As he was watching, the "open" sign turned on.
"Why not," Sweeney said to himself. He ran a hand through his dull red hair, and back through his short beard of the same colour, brushing away any garbage that managed to tag along with him.
When he walked into the pub the middle-aged woman wiping down tables looked up.
"Hey, stranger. It's been a whole..." she looked at the clock above the bar behind her. "...eight hours since you were here last. Did you miss me?"
Sweeney rolled his eyes and waved his hand like he was batting her words away from him. "Rye" he said simply.
The smile slid off her face and she went to fix him his drink without a word. Sweeney followed to her to the bar.
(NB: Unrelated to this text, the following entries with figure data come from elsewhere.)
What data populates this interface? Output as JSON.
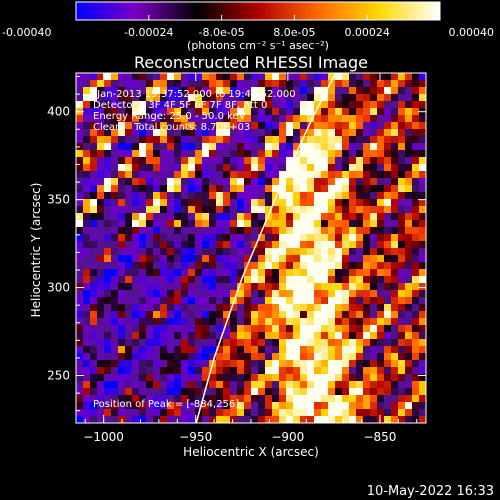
{
  "colorbar": {
    "tick_labels": [
      "-0.00040",
      "-0.00024",
      "-8.0e-05",
      "8.0e-05",
      "0.00024",
      "0.00040"
    ],
    "tick_values": [
      -0.0004,
      -0.00024,
      -8e-05,
      8e-05,
      0.00024,
      0.0004
    ],
    "range": [
      -0.0004,
      0.0004
    ],
    "unit_label": "(photons cm⁻² s⁻¹ asec⁻²)",
    "colors": [
      "#0000ff",
      "#7a00c0",
      "#000000",
      "#b00000",
      "#ff6a00",
      "#ffd800",
      "#ffffff"
    ]
  },
  "chart_data": {
    "type": "heatmap",
    "title": "Reconstructed RHESSI Image",
    "xlabel": "Heliocentric X (arcsec)",
    "ylabel": "Heliocentric Y (arcsec)",
    "xlim": [
      -1015,
      -825
    ],
    "ylim": [
      223,
      422
    ],
    "x_ticks": [
      -1000,
      -950,
      -900,
      -850
    ],
    "x_tick_labels": [
      "−1000",
      "−950",
      "−900",
      "−850"
    ],
    "y_ticks": [
      250,
      300,
      350,
      400
    ],
    "y_tick_labels": [
      "250",
      "300",
      "350",
      "400"
    ],
    "annotations": [
      "-Jan-2013 19:37:52.000 to 19:43:52.000",
      "Detectors: 3F 4F 5F 6F 7F 8F, Att 0",
      "Energy Range: 25.0 - 50.0 keV",
      "Clean    Total counts: 8.70E+03"
    ],
    "peak_label": "Position of Peak = [-884,256]",
    "peak": [
      -884,
      256
    ],
    "limb_curve": [
      [
        -950,
        222
      ],
      [
        -940,
        260
      ],
      [
        -925,
        305
      ],
      [
        -905,
        355
      ],
      [
        -885,
        400
      ],
      [
        -874,
        422
      ]
    ]
  },
  "footer": {
    "timestamp": "10-May-2022 16:33"
  }
}
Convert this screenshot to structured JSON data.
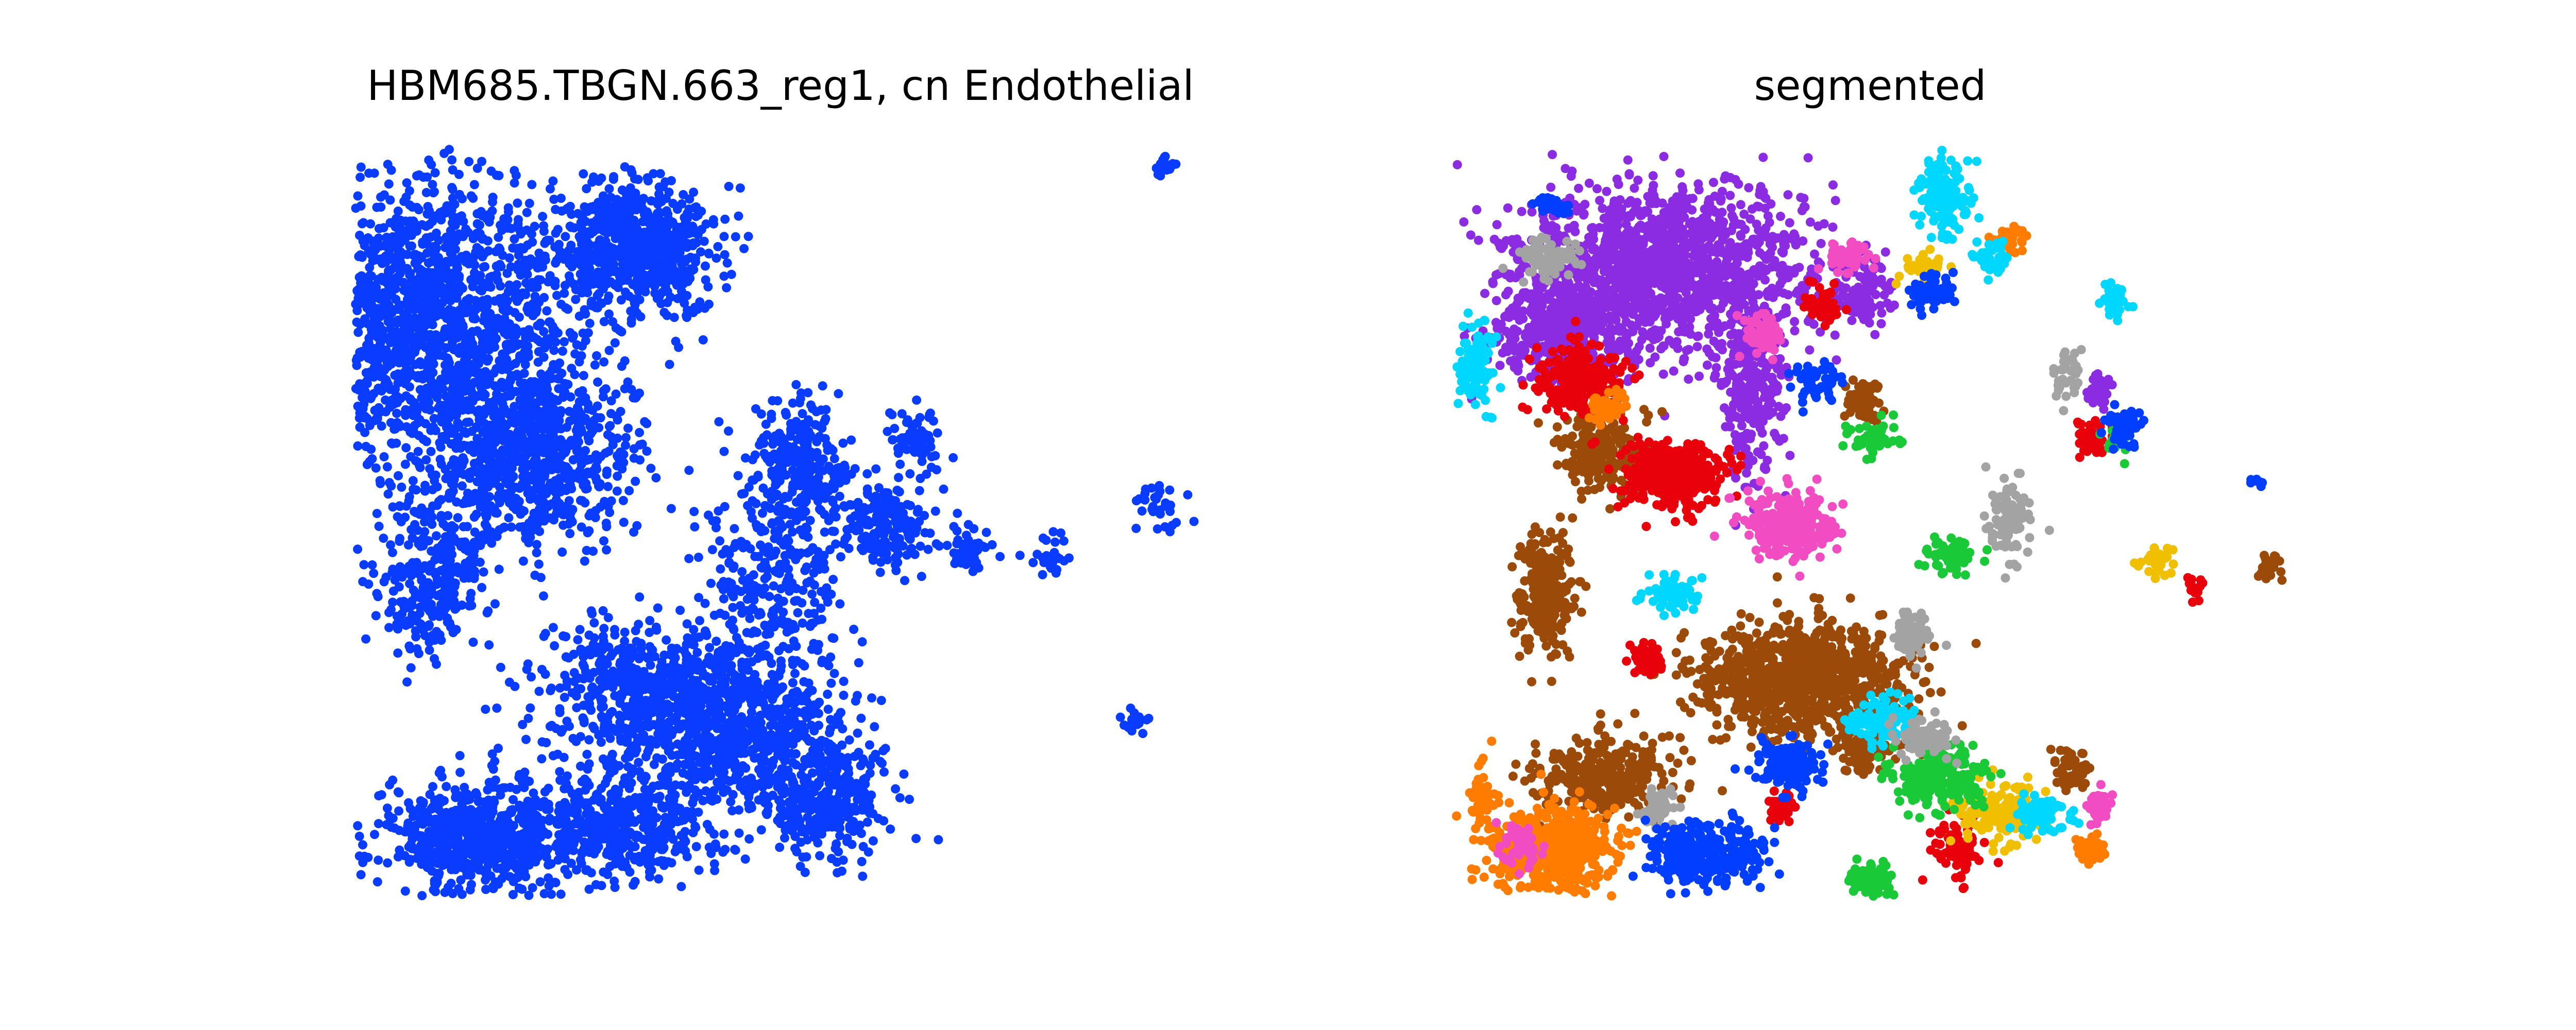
{
  "panels": {
    "left": {
      "title": "HBM685.TBGN.663_reg1, cn Endothelial"
    },
    "right": {
      "title": "segmented"
    }
  },
  "chart_data": [
    {
      "type": "scatter",
      "title": "HBM685.TBGN.663_reg1, cn Endothelial",
      "xlabel": "",
      "ylabel": "",
      "axes_visible": false,
      "grid": false,
      "series": [
        {
          "color": "#0a3cff",
          "regions": [
            [
              820,
              620,
              340,
              300,
              1800
            ],
            [
              1240,
              480,
              170,
              140,
              700
            ],
            [
              1030,
              880,
              230,
              200,
              800
            ],
            [
              840,
              1120,
              120,
              170,
              280
            ],
            [
              1260,
              1340,
              230,
              140,
              600
            ],
            [
              1450,
              1420,
              220,
              180,
              600
            ],
            [
              920,
              1630,
              200,
              130,
              600
            ],
            [
              1200,
              1600,
              200,
              130,
              500
            ],
            [
              1600,
              1560,
              140,
              120,
              300
            ],
            [
              1560,
              900,
              100,
              140,
              250
            ],
            [
              1720,
              1020,
              90,
              100,
              180
            ],
            [
              1500,
              1100,
              160,
              220,
              300
            ],
            [
              1780,
              850,
              60,
              60,
              60
            ],
            [
              1880,
              1080,
              60,
              60,
              50
            ],
            [
              2040,
              1080,
              40,
              60,
              30
            ],
            [
              2260,
              320,
              30,
              30,
              20
            ],
            [
              2250,
              980,
              60,
              60,
              30
            ],
            [
              2200,
              1400,
              40,
              30,
              15
            ]
          ]
        }
      ]
    },
    {
      "type": "scatter",
      "title": "segmented",
      "xlabel": "",
      "ylabel": "",
      "axes_visible": false,
      "grid": false,
      "series": [
        {
          "color": "#8b2be2",
          "regions": [
            [
              3230,
              520,
              320,
              180,
              1400
            ],
            [
              3020,
              640,
              160,
              110,
              400
            ],
            [
              3400,
              760,
              70,
              200,
              250
            ],
            [
              3610,
              570,
              60,
              60,
              100
            ],
            [
              4070,
              760,
              30,
              40,
              30
            ]
          ]
        },
        {
          "color": "#9b4a0a",
          "regions": [
            [
              3500,
              1320,
              230,
              120,
              900
            ],
            [
              3120,
              1510,
              160,
              90,
              300
            ],
            [
              3000,
              1150,
              60,
              130,
              250
            ],
            [
              3110,
              880,
              90,
              80,
              220
            ],
            [
              3620,
              780,
              40,
              50,
              60
            ],
            [
              3620,
              1460,
              60,
              60,
              80
            ],
            [
              4020,
              1490,
              40,
              40,
              50
            ],
            [
              4400,
              1100,
              30,
              30,
              20
            ]
          ]
        },
        {
          "color": "#e8000b",
          "regions": [
            [
              3250,
              920,
              110,
              70,
              350
            ],
            [
              3070,
              740,
              90,
              80,
              220
            ],
            [
              3540,
              590,
              40,
              40,
              60
            ],
            [
              3800,
              1640,
              50,
              60,
              90
            ],
            [
              3200,
              1280,
              40,
              30,
              60
            ],
            [
              4060,
              850,
              40,
              40,
              50
            ],
            [
              4260,
              1140,
              30,
              30,
              20
            ],
            [
              3460,
              1570,
              30,
              30,
              30
            ]
          ]
        },
        {
          "color": "#f0c000",
          "regions": [
            [
              3880,
              1580,
              80,
              70,
              150
            ],
            [
              4190,
              1090,
              40,
              30,
              40
            ],
            [
              3740,
              520,
              40,
              30,
              40
            ]
          ]
        },
        {
          "color": "#ff7c00",
          "regions": [
            [
              3010,
              1650,
              140,
              100,
              500
            ],
            [
              2880,
              1550,
              30,
              80,
              60
            ],
            [
              3120,
              790,
              40,
              40,
              40
            ],
            [
              4060,
              1650,
              40,
              30,
              40
            ],
            [
              3900,
              460,
              40,
              30,
              30
            ]
          ]
        },
        {
          "color": "#1ac938",
          "regions": [
            [
              3760,
              1510,
              110,
              60,
              220
            ],
            [
              3630,
              1710,
              50,
              40,
              70
            ],
            [
              3790,
              1080,
              60,
              50,
              60
            ],
            [
              3640,
              850,
              60,
              40,
              50
            ],
            [
              4110,
              860,
              30,
              40,
              25
            ]
          ]
        },
        {
          "color": "#00d7ff",
          "regions": [
            [
              3650,
              1400,
              70,
              50,
              120
            ],
            [
              3780,
              380,
              60,
              80,
              120
            ],
            [
              2860,
              720,
              40,
              90,
              100
            ],
            [
              3250,
              1150,
              60,
              40,
              80
            ],
            [
              3960,
              1580,
              60,
              40,
              80
            ],
            [
              4110,
              580,
              30,
              30,
              30
            ],
            [
              3860,
              500,
              40,
              30,
              40
            ]
          ]
        },
        {
          "color": "#f14cc1",
          "regions": [
            [
              3470,
              1020,
              100,
              70,
              220
            ],
            [
              3580,
              500,
              50,
              40,
              60
            ],
            [
              3420,
              650,
              40,
              50,
              60
            ],
            [
              2950,
              1640,
              40,
              50,
              50
            ],
            [
              4070,
              1570,
              30,
              30,
              25
            ]
          ]
        },
        {
          "color": "#a3a3a3",
          "regions": [
            [
              3000,
              500,
              70,
              40,
              80
            ],
            [
              3710,
              1230,
              40,
              60,
              80
            ],
            [
              3900,
              1010,
              50,
              80,
              100
            ],
            [
              3740,
              1430,
              60,
              50,
              80
            ],
            [
              4010,
              730,
              30,
              50,
              40
            ],
            [
              3220,
              1570,
              40,
              40,
              50
            ]
          ]
        },
        {
          "color": "#023eff",
          "regions": [
            [
              3310,
              1660,
              120,
              70,
              300
            ],
            [
              3470,
              1490,
              70,
              50,
              150
            ],
            [
              3530,
              740,
              50,
              40,
              60
            ],
            [
              3010,
              400,
              40,
              30,
              30
            ],
            [
              3750,
              570,
              50,
              40,
              60
            ],
            [
              4120,
              830,
              40,
              40,
              50
            ],
            [
              4380,
              940,
              20,
              20,
              10
            ]
          ]
        }
      ]
    }
  ]
}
Almost as soon as she set the rye down in front of him he picked it up and downed it one swallow. "Another"
She raised an eyebrow, but poured the drink and again Sweeney downed it immediately. Once the fire passed through his chest Sweeney started to feel better.
He asked for another, but she didn't move. "Show me your money first, that'll be eighteen dollars for the two."
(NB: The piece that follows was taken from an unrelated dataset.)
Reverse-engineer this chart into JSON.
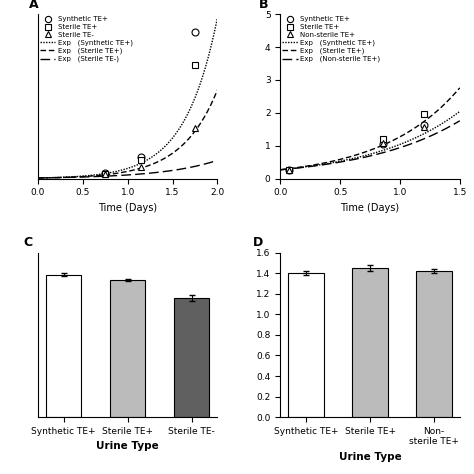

"Fine," Sweeney said simply. He reached to his back pocket, but found nothing there. He patted his other pocket then, finding nothing there either. He felt all over then remembered the hands on him before he woke up.
Sweeney swore, and the waitress's face turned from incredulous to angry in a flash.
"You start shit up last night, now you're stealing drinks? Get the fuck out."
"Hey wait a minute," Sweeney started, but he didn't get any farther because the woman had pulled a sawed-off shotgun out from under the bar.
"That's not going to work for you sweetheart. Pour me another drink and I'll show you a trick."
Her finger responded by pulled the trigger, making Sweeney's ears ring as the shot passed just over his left shoulder. That had never happened before, guns in his direction always misfired, or weren't loaded, or any number of things that meant they didn't fire at him.
This was bad.
Sweeney backed out of the pub slowly, his hands in front of him, watching the woman follow him out the door with the barrel of the gun.
He turned around when he walked out the door and started stomping "fuck, fuck, fuck, FUCK!"
Then the car hit him. It clipped his hip and sent him spinning and tumbling to the ground. He lay on the pavement and heard the squeal of tires as the car swerved and then the revving of an engine as it sped off.
This was very bad.
Sweeney got up gingerly, he was going to have a few bruises later, and he wiped the blood that was trickling down his face.
He got back on the sidewalk and started emptying out his "pockets", pulling the coins from everywhere, but the one he wanted didn't come.
Now he knew what had been gnawing at the back of his mind - his lucky coin was gone. This was the real deal, the one fit only for kings and gods.
Having figure out what it feeling was, Sweeney could follow it, the slight tug pulling him west - no, northwest.
He shouted another couple times for good measure, scaring a nearby tomcat in the process, then started walking toward the pull.
It must have been that woman from last night - a nice piece of ass. She was a redhead - dyed, but that didn't bother him. He bought her a drink and she seemed to warming up to him, she was laughing at everything he said and leaned in when he grabbed her. But it all got ruined when that fucking bruiser picked a fight. Sweeney couldn't remember anything after that.
He and the woman had made a bet, something about the pool game. He'd bet her a coin she couldn't make a shot - mostly to get to her bend as far over the table as she could - and when she made it he must have given her the wrong one.
By the time he got to the roadside motel just at the edge of the city it was getting dark again and Sweeney decided he would try to buy the coin back from her - he'd give her a hundred more if that's what it took.
The only room with a vehicle in front of it was number twelve so Sweeney knocked on the door.
A woman opened the door, the same woman from the night before. She looked confused and then surprised.